Es könnte eine Schule entstehen, bei der alle Beteiligten wieder Spaß am Lernen haben, eine Schule, die in der Lage ist, sich flexibel neuen Bedürfnissen und Entwicklungen anzupassen. Es wäre eine Schule, die die körperliche und psychische Gesundheit aller Beteiligten stärkt. Ideen, Modellprojekte, Methoden und wissenschaftliche Forschung, die diese Art zu Lernen fördern, sind schon heute vorhanden. Das Hindernis liegt darin, sich das nicht Vorstellbare vorzustellen und gemeinsam zu gestalten.

Das PerLenWerk der Richtsberg Gesamtschule

Die Richtsberg-Gesamtschule in Marburg nutzte den Umstand, dass die Schule sanierungsbedürftig war. Je drei Klassenräume wurden zu Lernlandschaften umgestaltet mit unterschiedlichen Bereichen: das Lernatelier zur stillen Einzelarbeit, die Lernlandschaft für kleine Lerngruppen mit Fachecken für Coaching-Gespräche. Hier darf leise gesprochen werden.

Statt Unterrichtsstunden gibt es Anleitungen zu bestimmten Themen, bei denen Fragen geklärt werden oder ein Einstieg in einen Lernanlass erklärt wird.

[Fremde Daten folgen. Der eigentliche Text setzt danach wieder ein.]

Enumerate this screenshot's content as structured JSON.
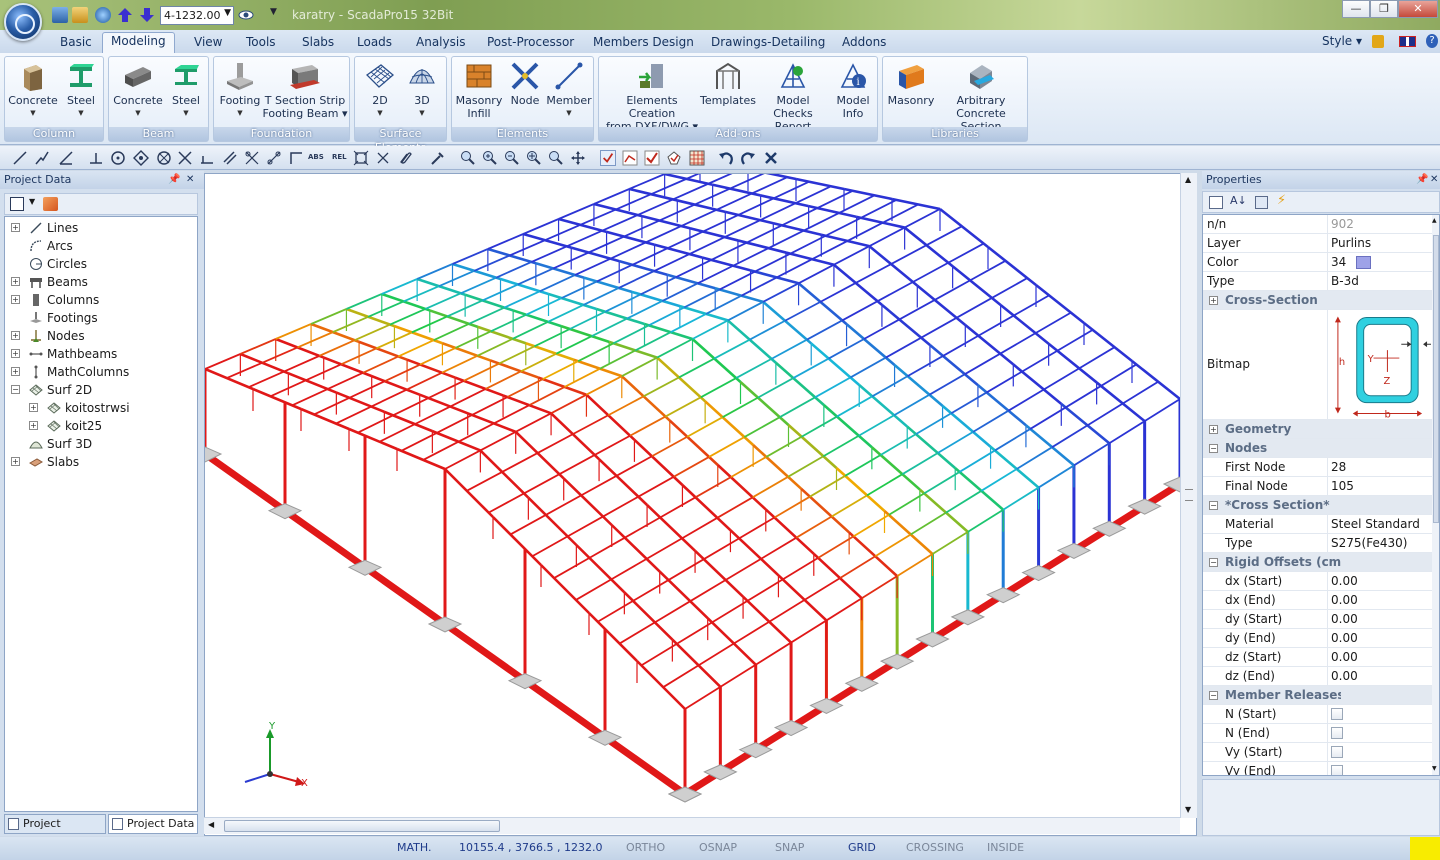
{
  "window": {
    "title": "karatry - ScadaPro15 32Bit",
    "quick_access_value": "4-1232.00"
  },
  "ribbon_tabs": [
    "Basic",
    "Modeling",
    "View",
    "Tools",
    "Slabs",
    "Loads",
    "Analysis",
    "Post-Processor",
    "Members Design",
    "Drawings-Detailing",
    "Addons"
  ],
  "active_tab": "Modeling",
  "style_label": "Style",
  "ribbon": {
    "groups": [
      {
        "label": "Column",
        "buttons": [
          "Concrete",
          "Steel"
        ]
      },
      {
        "label": "Beam",
        "buttons": [
          "Concrete",
          "Steel"
        ]
      },
      {
        "label": "Foundation",
        "buttons": [
          "Footing",
          "T Section Strip Footing Beam"
        ]
      },
      {
        "label": "Surface Elements",
        "buttons": [
          "2D",
          "3D"
        ]
      },
      {
        "label": "Elements",
        "buttons": [
          "Masonry Infill",
          "Node",
          "Member"
        ]
      },
      {
        "label": "Add-ons",
        "buttons": [
          "Elements Creation from DXF/DWG",
          "Templates",
          "Model Checks Report",
          "Model Info"
        ]
      },
      {
        "label": "Libraries",
        "buttons": [
          "Masonry",
          "Arbitrary Concrete Section"
        ]
      }
    ],
    "btn": {
      "col_concrete": "Concrete",
      "col_steel": "Steel",
      "beam_concrete": "Concrete",
      "beam_steel": "Steel",
      "footing": "Footing",
      "tsection_l1": "T Section Strip",
      "tsection_l2": "Footing Beam",
      "s2d": "2D",
      "s3d": "3D",
      "masonry_l1": "Masonry",
      "masonry_l2": "Infill",
      "node": "Node",
      "member": "Member",
      "elc_l1": "Elements Creation",
      "elc_l2": "from DXF/DWG",
      "templates": "Templates",
      "checks_l1": "Model Checks",
      "checks_l2": "Report",
      "info_l1": "Model",
      "info_l2": "Info",
      "lib_masonry": "Masonry",
      "arb_l1": "Arbitrary",
      "arb_l2": "Concrete Section"
    },
    "group_labels": {
      "column": "Column",
      "beam": "Beam",
      "foundation": "Foundation",
      "surface": "Surface Elements",
      "elements": "Elements",
      "addons": "Add-ons",
      "libraries": "Libraries"
    }
  },
  "toolbar": {
    "abs_label": "ABS",
    "rel_label": "REL"
  },
  "project_panel": {
    "title": "Project Data",
    "tree": [
      {
        "label": "Lines",
        "icon": "line-icon"
      },
      {
        "label": "Arcs",
        "icon": "arc-icon"
      },
      {
        "label": "Circles",
        "icon": "circle-icon"
      },
      {
        "label": "Beams",
        "icon": "beam-icon"
      },
      {
        "label": "Columns",
        "icon": "column-icon"
      },
      {
        "label": "Footings",
        "icon": "footing-icon"
      },
      {
        "label": "Nodes",
        "icon": "node-icon"
      },
      {
        "label": "Mathbeams",
        "icon": "mathbeam-icon"
      },
      {
        "label": "MathColumns",
        "icon": "mathcolumn-icon"
      },
      {
        "label": "Surf 2D",
        "icon": "surf2d-icon"
      },
      {
        "label": "koitostrwsi",
        "icon": "mesh-icon"
      },
      {
        "label": "koit25",
        "icon": "mesh-icon"
      },
      {
        "label": "Surf 3D",
        "icon": "surf3d-icon"
      },
      {
        "label": "Slabs",
        "icon": "slab-icon"
      }
    ],
    "bottom_tabs": [
      "Project Param...",
      "Project Data"
    ]
  },
  "viewport": {
    "axis_x": "X",
    "axis_y": "Y",
    "colors": {
      "high": "#e01818",
      "mid": "#1fc94a",
      "low": "#2b33d4",
      "footing": "#cfcfcf"
    }
  },
  "properties": {
    "title": "Properties",
    "rows": {
      "nn": {
        "k": "n/n",
        "v": "902"
      },
      "layer": {
        "k": "Layer",
        "v": "Purlins"
      },
      "color": {
        "k": "Color",
        "v": "34",
        "swatch": "#9ea2e8"
      },
      "type": {
        "k": "Type",
        "v": "B-3d"
      },
      "cross_section_cat": "Cross-Section",
      "bitmap": {
        "k": "Bitmap",
        "h": "h",
        "b": "b",
        "y": "Y",
        "z": "Z"
      },
      "geometry_cat": "Geometry",
      "nodes_cat": "Nodes",
      "first_node": {
        "k": "First Node",
        "v": "28"
      },
      "final_node": {
        "k": "Final Node",
        "v": "105"
      },
      "cross_section2_cat": "*Cross Section*",
      "material": {
        "k": "Material",
        "v": "Steel Standard"
      },
      "type2": {
        "k": "Type",
        "v": "S275(Fe430)"
      },
      "rigid_cat": "Rigid Offsets (cm)",
      "dx_start": {
        "k": "dx (Start)",
        "v": "0.00"
      },
      "dx_end": {
        "k": "dx (End)",
        "v": "0.00"
      },
      "dy_start": {
        "k": "dy (Start)",
        "v": "0.00"
      },
      "dy_end": {
        "k": "dy (End)",
        "v": "0.00"
      },
      "dz_start": {
        "k": "dz (Start)",
        "v": "0.00"
      },
      "dz_end": {
        "k": "dz (End)",
        "v": "0.00"
      },
      "releases_cat": "Member Releases",
      "n_start": {
        "k": "N (Start)"
      },
      "n_end": {
        "k": "N (End)"
      },
      "vy_start": {
        "k": "Vy (Start)"
      },
      "vy_end": {
        "k": "Vy (End)"
      }
    }
  },
  "statusbar": {
    "math": "MATH.",
    "coords": "10155.4 , 3766.5 , 1232.0",
    "ortho": "ORTHO",
    "osnap": "OSNAP",
    "snap": "SNAP",
    "grid": "GRID",
    "crossing": "CROSSING",
    "inside": "INSIDE"
  }
}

Der fixe Stundenplan wurde abgeschafft. Stattdessen gibt es wöchentliche Coachinggespräche, bei denen individuelle Lernpläne erstellt, aber auch persönliche Probleme besprochen werden können.

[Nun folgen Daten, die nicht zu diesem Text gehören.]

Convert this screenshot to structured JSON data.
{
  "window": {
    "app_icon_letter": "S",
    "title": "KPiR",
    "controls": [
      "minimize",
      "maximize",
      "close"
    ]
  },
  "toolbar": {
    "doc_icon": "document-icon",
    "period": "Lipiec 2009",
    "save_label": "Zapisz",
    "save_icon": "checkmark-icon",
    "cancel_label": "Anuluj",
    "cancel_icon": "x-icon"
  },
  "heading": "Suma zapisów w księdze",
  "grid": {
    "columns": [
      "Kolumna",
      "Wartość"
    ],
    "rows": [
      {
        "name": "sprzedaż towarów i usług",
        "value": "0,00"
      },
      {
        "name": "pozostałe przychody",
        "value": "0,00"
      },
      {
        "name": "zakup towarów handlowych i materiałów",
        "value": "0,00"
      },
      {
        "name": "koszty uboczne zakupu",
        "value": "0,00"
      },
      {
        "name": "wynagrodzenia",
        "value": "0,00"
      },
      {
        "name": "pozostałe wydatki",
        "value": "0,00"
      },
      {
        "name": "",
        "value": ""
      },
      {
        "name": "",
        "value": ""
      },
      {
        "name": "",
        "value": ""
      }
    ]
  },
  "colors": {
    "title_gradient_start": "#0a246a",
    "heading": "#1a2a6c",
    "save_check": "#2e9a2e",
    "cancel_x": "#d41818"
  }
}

An einem Tag in der Woche ist Projekttag für handlungs- und bewegungsorientierte Tätigkeiten, wie Sport, Musik, Kunst, Theater, soziales Lernen oder nachhaltige Entwicklung. Es gibt Werkstätten für forschendes Lernen und einen Maker Space für kleine Projekte.

Außerdem gibt es Ausweise für Stufen der Selbstverantwortung, die den Lernenden nach und nach mehr Freiheiten gewähren, vom freien Wechsel zwischen den Lernumgebungen bis zum selbst gewählten Distanzunterricht.

Dieser Ort ist keine Utopie, es gibt ihn schon. Wir müssen diese Geschichte weitererzählen, damit sie auch an anderen Orten Wirklichkeit wird.

Paula-Fürst-Schule in Freiburg

Nachtrag 8.8.2025: Auch die Paula-Fürst-Schule in Freiburg hat sich auf den Weg gemacht. 2023 führt sie ab der 5. Klasse ein neues Lernkonzept ein. uniCROSS war mit der Kamera vor Ort und hat zwei Lehrerinnen im Podcast interviewt: Selbstbestimmt lernen – ein Schultag mit Lia und Noah

Quelle

Der Text ist ein Auszug der Hausarbeit „Die Schule der Zukunft“, die ich in der Lehrveranstaltung „Erfahrung eigener Grenzen“ bei Prof. Dr. Gunther Herr im Masterstudiengang Zukunftsdesign geschrieben habe.

Teil der Lehrveranstaltung war ein  pferdegestütztes Training für Führung, Team und Persönlichkeit in der Nähe von Bamberg (Teaserfoto).